Il gm portoghese ha trascorso gli ultimi tre anni al Bernardini, a volte chiudendo per ultimo il cancello: ma non tutto è andato come previsto

Tutto si può dire di Tiago Pinto ma non che non fosse (sia) un lavoratore instancabile. Arrivato a gennaio 2021 fu subito costretto a chiudersi in hotel perché, per i parametri italiani, il tampone era positivo, per quelli portoghesi no e quindi fu sì lasciato partire ma poi costretto a non uscire dalla camera per qualche giorno. Questo per far capire che la sua avventura in giallorosso, forse, non era iniziata nel migliore dei modi. Da quando, però, mise piede a Trigoria per la prima volta, fu chiaro a tutti che Tiago, nonostante la giovane età (all'epoca 36 anni) aveva le idee chiare. Chiarissime. In questi tre anni ha lavorato giorno e notte, nel vero senso della parola, tanto che a volte ha chiuso i cancelli del Fulvio Bernardini prima di ritornare a casa, zona Aventino, quando ormai tutti stavano dormendo. Nel suo ufficio ci sono due lavagne, un enorme pc, una macchina del caffè e le cialde. Poco altro. Perché a Tiago non interessava apparire, interessava essere.
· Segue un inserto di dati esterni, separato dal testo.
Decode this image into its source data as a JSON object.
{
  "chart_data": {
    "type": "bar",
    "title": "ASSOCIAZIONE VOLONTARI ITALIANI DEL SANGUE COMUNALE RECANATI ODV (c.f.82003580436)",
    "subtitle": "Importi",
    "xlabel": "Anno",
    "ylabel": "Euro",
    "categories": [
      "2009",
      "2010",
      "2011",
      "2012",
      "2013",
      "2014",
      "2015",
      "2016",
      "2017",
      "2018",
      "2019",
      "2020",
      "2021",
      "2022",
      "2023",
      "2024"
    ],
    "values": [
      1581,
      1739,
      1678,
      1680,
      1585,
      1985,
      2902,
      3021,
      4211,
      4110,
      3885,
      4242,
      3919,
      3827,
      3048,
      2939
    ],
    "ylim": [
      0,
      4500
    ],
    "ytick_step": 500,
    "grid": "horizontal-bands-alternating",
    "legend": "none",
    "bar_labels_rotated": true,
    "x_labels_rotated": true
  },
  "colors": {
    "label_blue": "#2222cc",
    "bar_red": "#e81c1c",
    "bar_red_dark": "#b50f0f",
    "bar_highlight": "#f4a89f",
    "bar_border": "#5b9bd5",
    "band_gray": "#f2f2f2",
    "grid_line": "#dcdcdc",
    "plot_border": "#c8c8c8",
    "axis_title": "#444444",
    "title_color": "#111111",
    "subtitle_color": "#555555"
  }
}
Cosa? Molto più di un direttore sportivo, tanto che la qualifica non l'ha mai avuta. Un general manager, quello sì: tutta l'area sportiva è passata sotto la sua ala, ha fatto scelte forti, alcune giustissime, altre meno. Ha dato tantissima dignità al dipartimento femminile, promuovendo dal campo alla scrivania Betty Bavagnoli (e i risultati sono stati eccellenti), ha puntato sul modello Benfica per il settore giovanile, creando un gruppo di lavoro che aiutasse i giovani della Primavera ad adattarsi alla prima squadra e prima ci ha messo il professor Vergine, poi il suo delfino Gianluca Gombar. L'ex team manager protagonista, suo malgrado, dei sei cambi contro lo Spezia con Fonseca, è stato promosso: si occupa di Uefa ed è a capo del vivaio. Solo il tempo dirà se questa scelta è giusta o meno, ma intanto Tiago, pur avendo in casa gente come Bruno Conti e Alberto De Rossi, ha preso altre decisioni. E, fino a qualche mese fa, sembrava saldissimo. Oggi, invece, è arrivata l'ufficialità dell'addio.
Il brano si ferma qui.